Voilà, http://tahirbutt.com/ was live!

But I was not done. I realized that I would have to do some extra legwork to get the new domain to support the secure HTTPS protocol. But why use a secure protocol for a personal website? My main reason was that it ensures that visitors to my website can trust that they are seeing what is actually the contents of my website rather than someone impersonating me.

However, I have been for many years living in blissful ignorance of how SSL certificates are acquired. Most of the time, personal websites come prepackaged with a new certificate for the user. For a building a website from scratch, I had go through a manual process which was not as easy as I would have liked.
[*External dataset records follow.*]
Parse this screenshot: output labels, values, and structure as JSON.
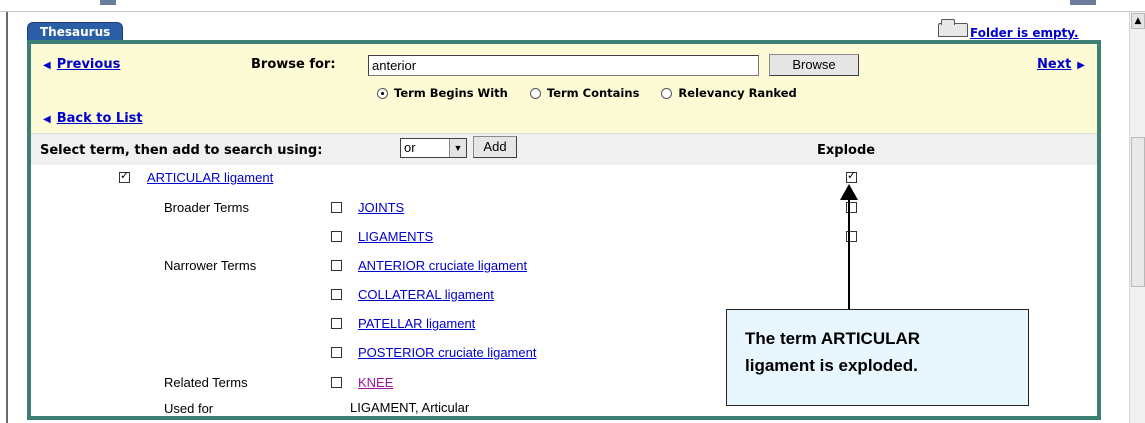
{
  "tab": {
    "label": "Thesaurus"
  },
  "folder": {
    "status": "Folder is empty."
  },
  "nav": {
    "previous": "Previous",
    "next": "Next",
    "back_to_list": "Back to List"
  },
  "browse": {
    "label": "Browse for:",
    "value": "anterior",
    "button": "Browse",
    "options": [
      {
        "label": "Term Begins With",
        "selected": true
      },
      {
        "label": "Term Contains",
        "selected": false
      },
      {
        "label": "Relevancy Ranked",
        "selected": false
      }
    ]
  },
  "select_bar": {
    "label": "Select term, then add to search using:",
    "operator": "or",
    "add_button": "Add",
    "explode_header": "Explode"
  },
  "main_term": {
    "label": "ARTICULAR ligament",
    "checked": true,
    "explode_checked": true
  },
  "groups": {
    "broader": "Broader Terms",
    "narrower": "Narrower Terms",
    "related": "Related Terms",
    "used_for": "Used for"
  },
  "broader_terms": [
    "JOINTS",
    "LIGAMENTS"
  ],
  "narrower_terms": [
    "ANTERIOR cruciate ligament",
    "COLLATERAL ligament",
    "PATELLAR ligament",
    "POSTERIOR cruciate ligament"
  ],
  "related_terms": [
    "KNEE"
  ],
  "used_for_value": "LIGAMENT, Articular",
  "callout": {
    "text": "The term  ARTICULAR\nligament is exploded."
  },
  "colors": {
    "frame": "#3c7f74",
    "browse_bg": "#fdfbd5",
    "tab_bg": "#2a5fa8",
    "link": "#0000cc",
    "visited_link": "#a0129e",
    "callout_bg": "#e8f6fd"
  }
}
Fortunately, after a few missteps, I found that GitLab provides a tutorial on securing your pages domain with TLS/SSL certificate using the free service provided by Let’s Encrypt.
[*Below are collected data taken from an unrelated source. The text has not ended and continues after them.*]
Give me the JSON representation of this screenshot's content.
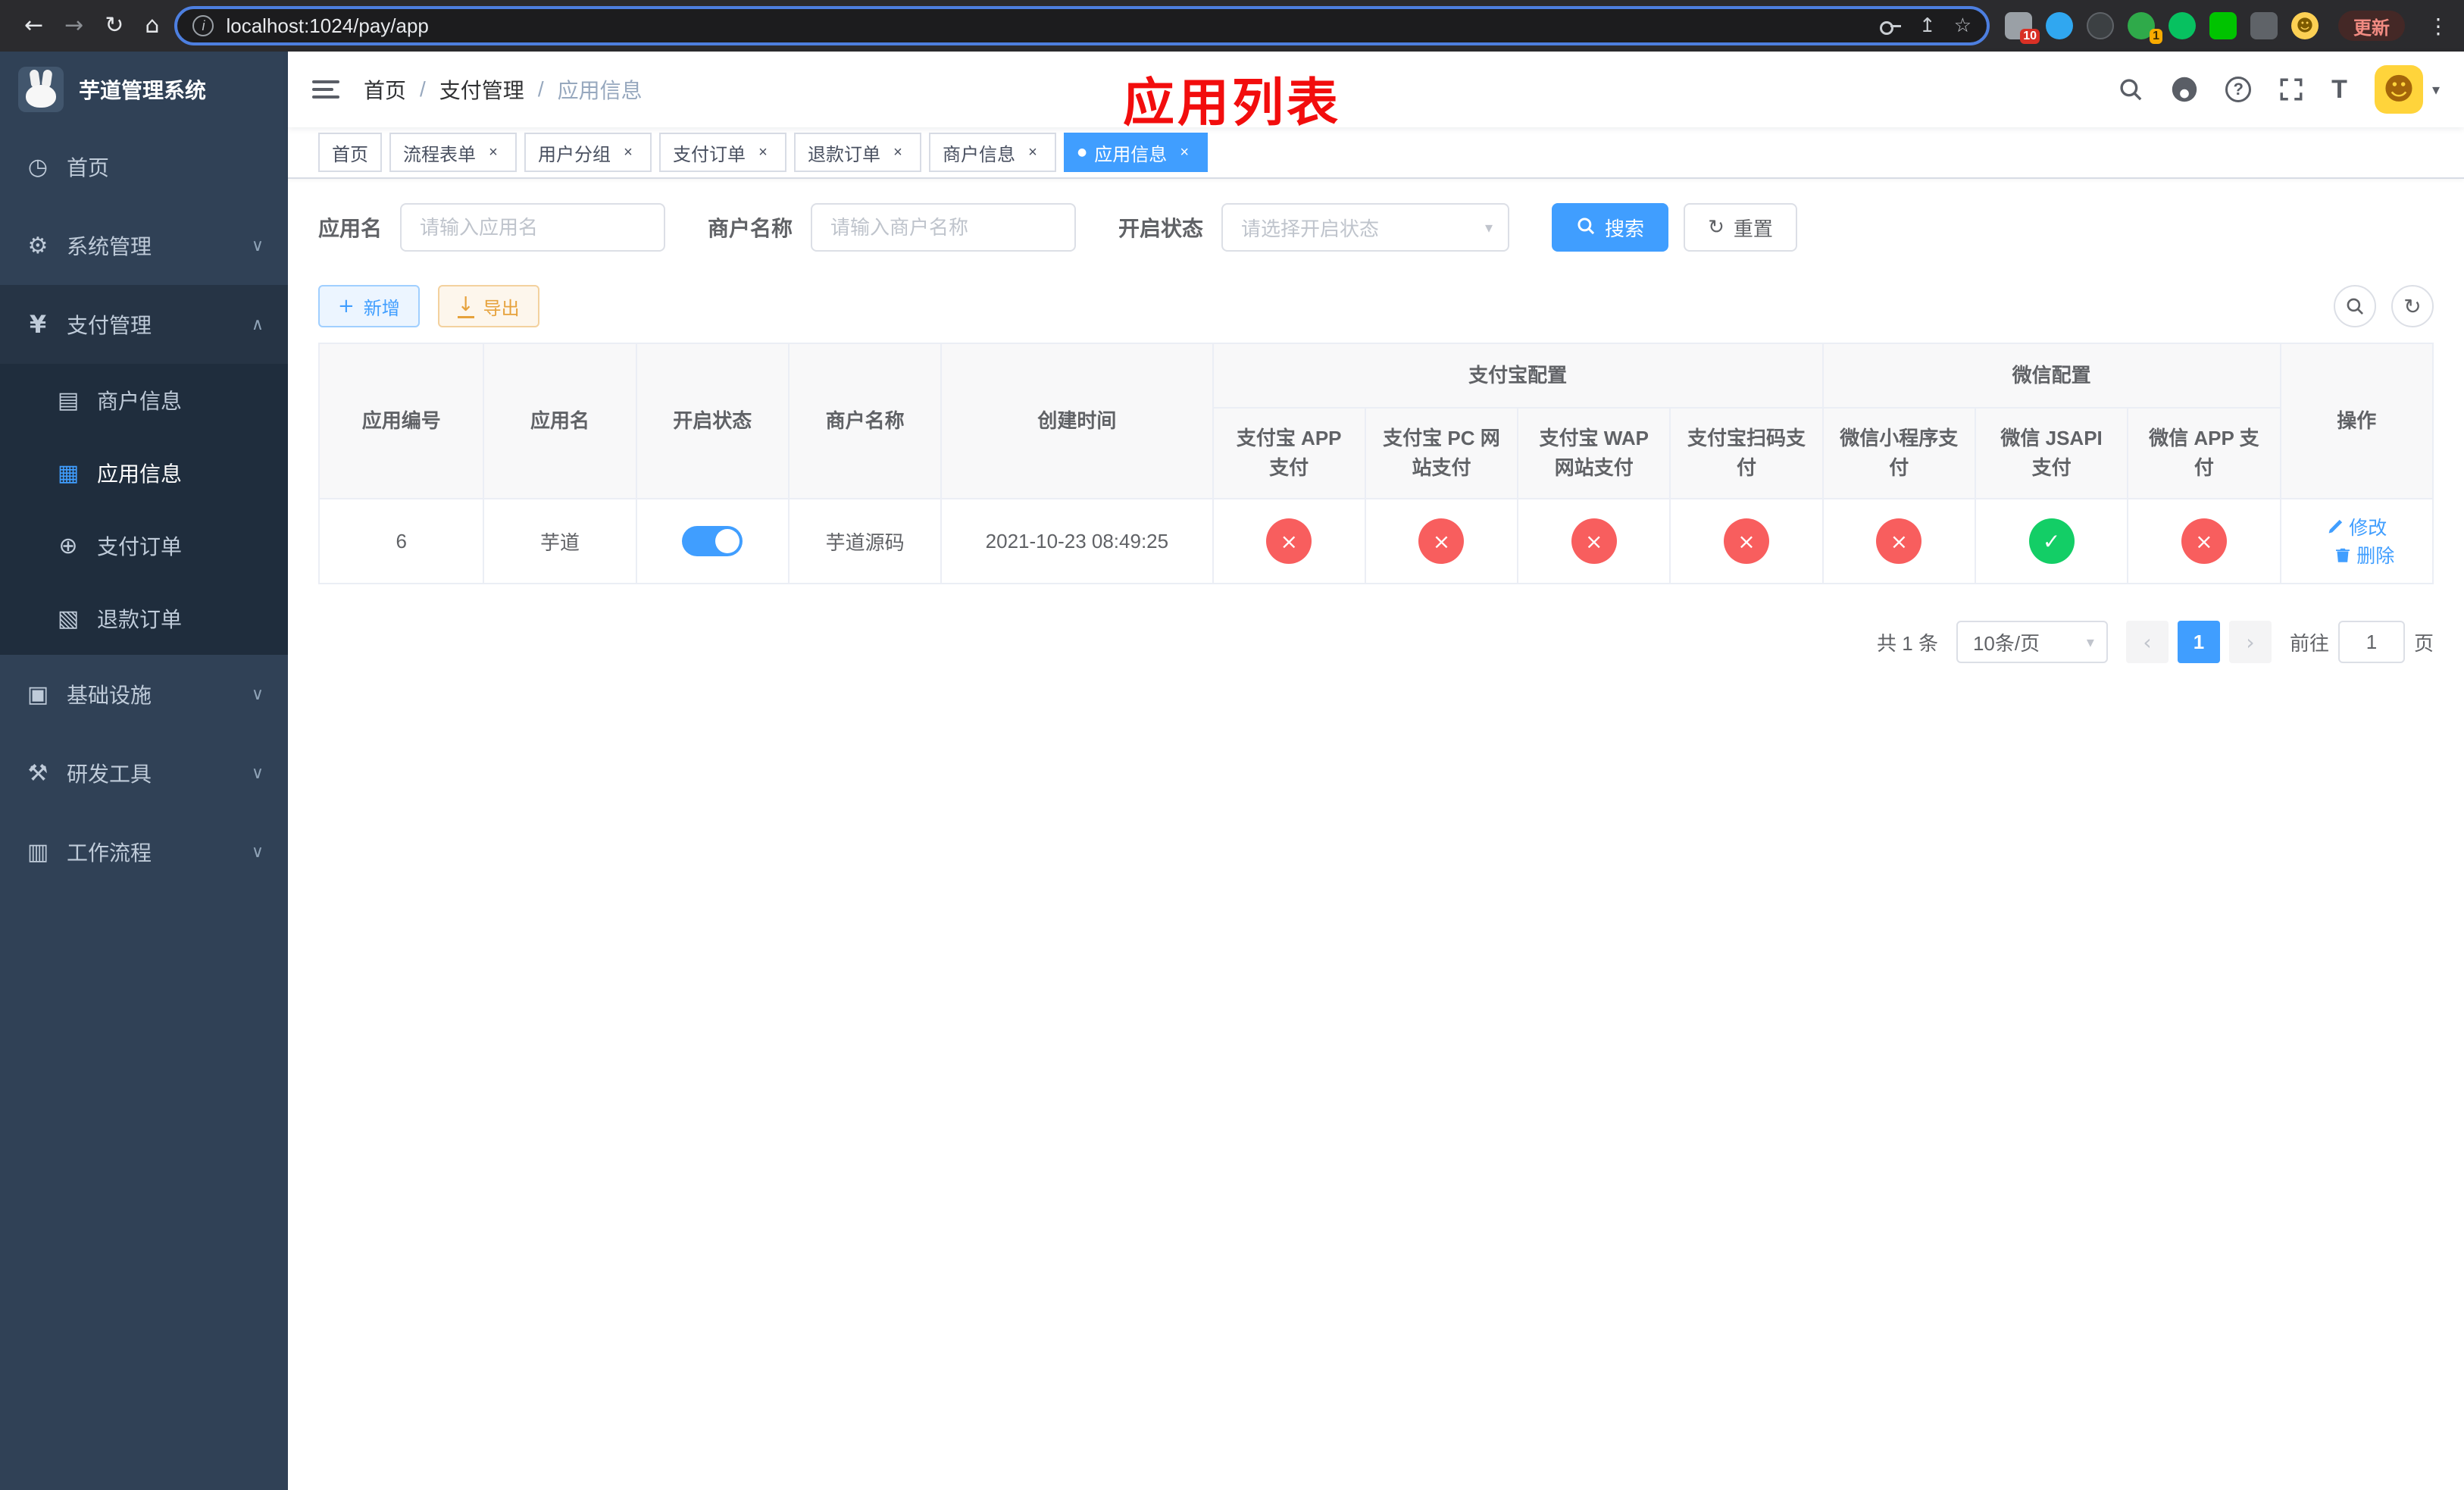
{
  "browser": {
    "url": "localhost:1024/pay/app",
    "update_label": "更新",
    "ext_badge_puzzle": "10",
    "ext_badge_avatar": "1"
  },
  "icons": {
    "back": "←",
    "forward": "→",
    "reload": "↻",
    "home": "⌂",
    "info": "i",
    "share": "↥",
    "star": "☆",
    "more": "⋮",
    "question": "?",
    "font_size": "T",
    "caret_down": "▾",
    "chevron_down": "∨",
    "chevron_up": "∧",
    "close": "×",
    "plus": "+",
    "download": "↓",
    "refresh": "↻",
    "dashboard": "◷",
    "gear": "⚙",
    "yen": "¥",
    "merchant": "▤",
    "app_grid": "▦",
    "pay_order": "⊕",
    "refund_order": "▧",
    "infra": "▣",
    "tools": "⚒",
    "workflow": "▥",
    "arrow_prev": "‹",
    "arrow_next": "›",
    "smiley": "☻",
    "check": "✓",
    "cross": "×",
    "dot": "●"
  },
  "sidebar": {
    "title": "芋道管理系统",
    "items": {
      "home": "首页",
      "system": "系统管理",
      "payment": "支付管理",
      "merchant_info": "商户信息",
      "app_info": "应用信息",
      "pay_order": "支付订单",
      "refund_order": "退款订单",
      "infra": "基础设施",
      "dev_tools": "研发工具",
      "workflow": "工作流程"
    }
  },
  "breadcrumb": {
    "items": [
      "首页",
      "支付管理",
      "应用信息"
    ],
    "separator": "/"
  },
  "page": {
    "overlay_title": "应用列表"
  },
  "tabs": {
    "items": [
      {
        "label": "首页"
      },
      {
        "label": "流程表单"
      },
      {
        "label": "用户分组"
      },
      {
        "label": "支付订单"
      },
      {
        "label": "退款订单"
      },
      {
        "label": "商户信息"
      },
      {
        "label": "应用信息"
      }
    ]
  },
  "filters": {
    "app_name": {
      "label": "应用名",
      "placeholder": "请输入应用名"
    },
    "merchant_name": {
      "label": "商户名称",
      "placeholder": "请输入商户名称"
    },
    "status": {
      "label": "开启状态",
      "placeholder": "请选择开启状态"
    },
    "search_label": "搜索",
    "reset_label": "重置"
  },
  "toolbar": {
    "add_label": "新增",
    "export_label": "导出"
  },
  "table": {
    "group_alipay": "支付宝配置",
    "group_wechat": "微信配置",
    "col_id": "应用编号",
    "col_name": "应用名",
    "col_status": "开启状态",
    "col_merchant": "商户名称",
    "col_created": "创建时间",
    "col_alipay_app": "支付宝 APP 支付",
    "col_alipay_pc": "支付宝 PC 网站支付",
    "col_alipay_wap": "支付宝 WAP 网站支付",
    "col_alipay_qr": "支付宝扫码支付",
    "col_wx_mini": "微信小程序支付",
    "col_wx_jsapi": "微信 JSAPI 支付",
    "col_wx_app": "微信 APP 支付",
    "col_actions": "操作",
    "row": {
      "id": "6",
      "name": "芋道",
      "enabled": true,
      "merchant": "芋道源码",
      "created": "2021-10-23 08:49:25",
      "channels": [
        false,
        false,
        false,
        false,
        false,
        true,
        false
      ],
      "edit_label": "修改",
      "delete_label": "删除"
    }
  },
  "pagination": {
    "total": "共 1 条",
    "page_size": "10条/页",
    "page": "1",
    "goto_label": "前往",
    "goto_value": "1",
    "unit_label": "页"
  }
}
After installing the letsencrypt package in Ubuntu, I ran the program with arguments to create a certificate for a website through a manual process:

letsencrypt certonly -a manual \
    -d tahirbutt.com -d www.tahirbutt.com \
    --config-dir ~/letsencrypt/config \
    --work-dir ~/letsencrypt/work \
    --logs-dir ~/letsencrypt/logs

The biggest headaches started when I fumbled a few times the manual checks the program requires to make sure that I actually administer the website I am attempting to certify. The manual process provides two consecutive challenge messages that specify the URLs the certification program expects exist with an expected output:

Make sure your web server displays the following content at
http://YOURDOMAIN.org/.well-known/acme-challenge/5TBu788fW0tQ5EOwZMdu1Gv3e9C33gxjV58hVtWTbDM
before continuing:

5TBu788fW0tQ5EOwZMdu1Gv3e9C33gxjV58hVtWTbDM.ewlbSYgvIxVOqiP1lD2zeDKWBGEZMRfO_4kJyLRP_4U

#
# output omitted
#

Press ENTER to continue

To create these URL endpoint on my Hugo site, I had to create two pages in the static folder (which are copied to the deploy folder during the Hugo build process) with the appropriate names and content, deploying the site between the two manual challenge steps:

mkdir -p static/.well-known/acme-challenge/
echo {Challenge message #1} > static/.well-known/acme-challenge/{endpoint #1}
git add static/
git commit -m "First LetsEncrypt challenge"
git push
echo {Challenge message #2} > static/.well-known/acme-challenge/{endpoint #2}
git add static/
git commit -m "Second LetsEncrypt challenge"
git push

Once these new pages were deployed on GitLab, I completed the letsencrypt manual process. Finally, I removed the custom domains from my GitLab Pages repository and recreated them with the contents of ~/letsencrypt/config/live/tahirbutt.com/fullchain.pem and ~/letsencrypt/config/live/tahirbutt.com/privkey.pem.